© Anna Nunes 2025
The Coloniality of Gender
Though the colonial era has formally ended, its legacies continue to shape the way gender is constructed — through space, behaviour and embodied roles that persist in everyday life.
Anchored in the fishing village of Santana, on São Tomé, the project observes how inherited structures of power manifest in daily life. Gendered childhoods are one example: while boys play freely in groups, girls are often expected to assist their mothers with domestic work — quietly rehearsing roles shaped by centuries of labour division and social control.
In response, the participatory project O Mundo Imaginário created temporary space for play, imagination, and the rethinking of gender roles. Through play, children were invited to imagine new relational possibilities beyond inherited roles. The project was developed in collaboration with the local community and supported by SOMA, an organisation committed to gender equality.

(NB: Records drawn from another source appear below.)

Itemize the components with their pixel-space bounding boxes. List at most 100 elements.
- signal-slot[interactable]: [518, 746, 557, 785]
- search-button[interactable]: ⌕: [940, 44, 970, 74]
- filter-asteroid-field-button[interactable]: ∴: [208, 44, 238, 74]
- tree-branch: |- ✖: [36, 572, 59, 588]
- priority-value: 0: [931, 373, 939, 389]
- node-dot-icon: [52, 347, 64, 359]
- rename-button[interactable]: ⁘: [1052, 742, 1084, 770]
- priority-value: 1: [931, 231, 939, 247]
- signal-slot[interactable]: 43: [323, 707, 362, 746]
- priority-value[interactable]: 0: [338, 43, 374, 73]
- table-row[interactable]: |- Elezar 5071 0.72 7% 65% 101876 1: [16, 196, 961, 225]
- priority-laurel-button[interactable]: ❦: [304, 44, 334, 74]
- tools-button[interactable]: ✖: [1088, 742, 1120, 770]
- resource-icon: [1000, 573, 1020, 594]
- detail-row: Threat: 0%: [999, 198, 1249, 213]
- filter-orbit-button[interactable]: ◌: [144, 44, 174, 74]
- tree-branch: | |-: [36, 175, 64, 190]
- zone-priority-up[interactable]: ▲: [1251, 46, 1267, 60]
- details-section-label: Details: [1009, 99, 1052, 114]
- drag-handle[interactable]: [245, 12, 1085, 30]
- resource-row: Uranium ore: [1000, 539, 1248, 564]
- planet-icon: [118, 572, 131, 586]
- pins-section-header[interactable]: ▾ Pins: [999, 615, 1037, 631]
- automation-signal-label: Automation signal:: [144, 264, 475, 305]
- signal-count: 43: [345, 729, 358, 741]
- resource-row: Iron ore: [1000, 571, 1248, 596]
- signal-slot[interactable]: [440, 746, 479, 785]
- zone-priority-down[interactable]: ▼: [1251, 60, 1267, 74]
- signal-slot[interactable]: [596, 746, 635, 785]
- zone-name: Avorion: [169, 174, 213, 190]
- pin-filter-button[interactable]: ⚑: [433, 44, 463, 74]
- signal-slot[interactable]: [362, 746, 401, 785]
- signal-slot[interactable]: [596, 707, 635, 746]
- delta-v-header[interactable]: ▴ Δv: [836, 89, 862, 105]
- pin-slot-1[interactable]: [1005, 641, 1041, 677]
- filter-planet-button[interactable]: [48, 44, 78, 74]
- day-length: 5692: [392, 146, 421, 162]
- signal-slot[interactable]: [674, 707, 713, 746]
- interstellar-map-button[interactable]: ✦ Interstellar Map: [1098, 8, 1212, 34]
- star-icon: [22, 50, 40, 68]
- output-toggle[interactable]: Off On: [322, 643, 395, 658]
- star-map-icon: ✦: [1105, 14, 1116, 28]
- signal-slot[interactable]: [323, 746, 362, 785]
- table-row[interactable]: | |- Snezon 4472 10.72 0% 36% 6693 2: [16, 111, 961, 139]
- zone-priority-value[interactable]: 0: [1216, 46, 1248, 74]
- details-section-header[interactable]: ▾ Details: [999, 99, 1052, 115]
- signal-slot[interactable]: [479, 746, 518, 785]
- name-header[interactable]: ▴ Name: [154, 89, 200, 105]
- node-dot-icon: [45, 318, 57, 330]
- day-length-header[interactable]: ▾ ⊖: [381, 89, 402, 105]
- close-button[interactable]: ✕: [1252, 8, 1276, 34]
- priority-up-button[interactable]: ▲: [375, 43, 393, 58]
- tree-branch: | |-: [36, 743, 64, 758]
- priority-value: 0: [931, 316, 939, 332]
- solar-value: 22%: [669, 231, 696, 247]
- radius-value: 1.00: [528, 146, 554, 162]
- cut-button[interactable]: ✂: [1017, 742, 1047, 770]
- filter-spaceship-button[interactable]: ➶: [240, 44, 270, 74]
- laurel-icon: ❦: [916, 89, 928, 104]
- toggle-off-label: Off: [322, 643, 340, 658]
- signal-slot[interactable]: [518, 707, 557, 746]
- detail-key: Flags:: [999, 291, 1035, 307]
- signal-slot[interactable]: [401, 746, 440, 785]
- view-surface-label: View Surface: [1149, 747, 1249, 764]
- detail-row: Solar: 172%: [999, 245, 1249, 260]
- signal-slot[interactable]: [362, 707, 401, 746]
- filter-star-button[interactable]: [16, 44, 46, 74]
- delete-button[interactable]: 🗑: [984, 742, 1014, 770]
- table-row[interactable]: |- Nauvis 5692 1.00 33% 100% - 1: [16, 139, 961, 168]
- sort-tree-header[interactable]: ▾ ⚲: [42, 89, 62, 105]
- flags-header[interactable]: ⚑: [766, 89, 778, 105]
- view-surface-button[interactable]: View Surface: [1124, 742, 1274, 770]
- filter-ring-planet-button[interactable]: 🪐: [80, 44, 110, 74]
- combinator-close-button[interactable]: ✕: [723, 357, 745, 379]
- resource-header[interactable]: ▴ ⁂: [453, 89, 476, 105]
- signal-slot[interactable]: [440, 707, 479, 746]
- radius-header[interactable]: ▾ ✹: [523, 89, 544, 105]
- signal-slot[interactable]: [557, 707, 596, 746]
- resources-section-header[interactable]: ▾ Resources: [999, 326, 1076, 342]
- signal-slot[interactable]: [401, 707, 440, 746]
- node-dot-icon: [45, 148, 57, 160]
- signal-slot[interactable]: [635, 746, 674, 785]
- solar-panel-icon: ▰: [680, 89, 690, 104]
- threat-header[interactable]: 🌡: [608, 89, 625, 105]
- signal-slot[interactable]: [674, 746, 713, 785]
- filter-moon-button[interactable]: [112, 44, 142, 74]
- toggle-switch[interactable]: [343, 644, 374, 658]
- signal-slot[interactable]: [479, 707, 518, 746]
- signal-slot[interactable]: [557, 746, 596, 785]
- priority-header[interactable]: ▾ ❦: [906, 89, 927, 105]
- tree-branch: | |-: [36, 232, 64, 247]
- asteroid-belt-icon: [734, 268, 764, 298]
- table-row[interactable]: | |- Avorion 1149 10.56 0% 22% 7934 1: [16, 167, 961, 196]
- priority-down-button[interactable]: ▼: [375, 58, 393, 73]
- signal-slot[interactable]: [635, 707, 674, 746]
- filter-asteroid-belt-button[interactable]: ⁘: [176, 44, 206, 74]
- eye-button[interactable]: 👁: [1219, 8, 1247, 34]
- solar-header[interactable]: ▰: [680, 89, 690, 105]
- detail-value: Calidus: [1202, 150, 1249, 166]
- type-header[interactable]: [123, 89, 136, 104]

These experiences were reworked into drawings, sculptures, video and large-scale paintings on linen. While the drawings register everyday gendered realities, the other works offer a subtle yet subversive vision: emerging figures of girls absorbed in play traditionally reserved for boys — climbing, building, resting, creating — seemingly at ease in spaces once shaped by exclusion.
Their presence unfolds in faint, monochrome gestures, as if surfacing from an unfinished future. A future in which imagination opens space for new forms of presence, participation and relation.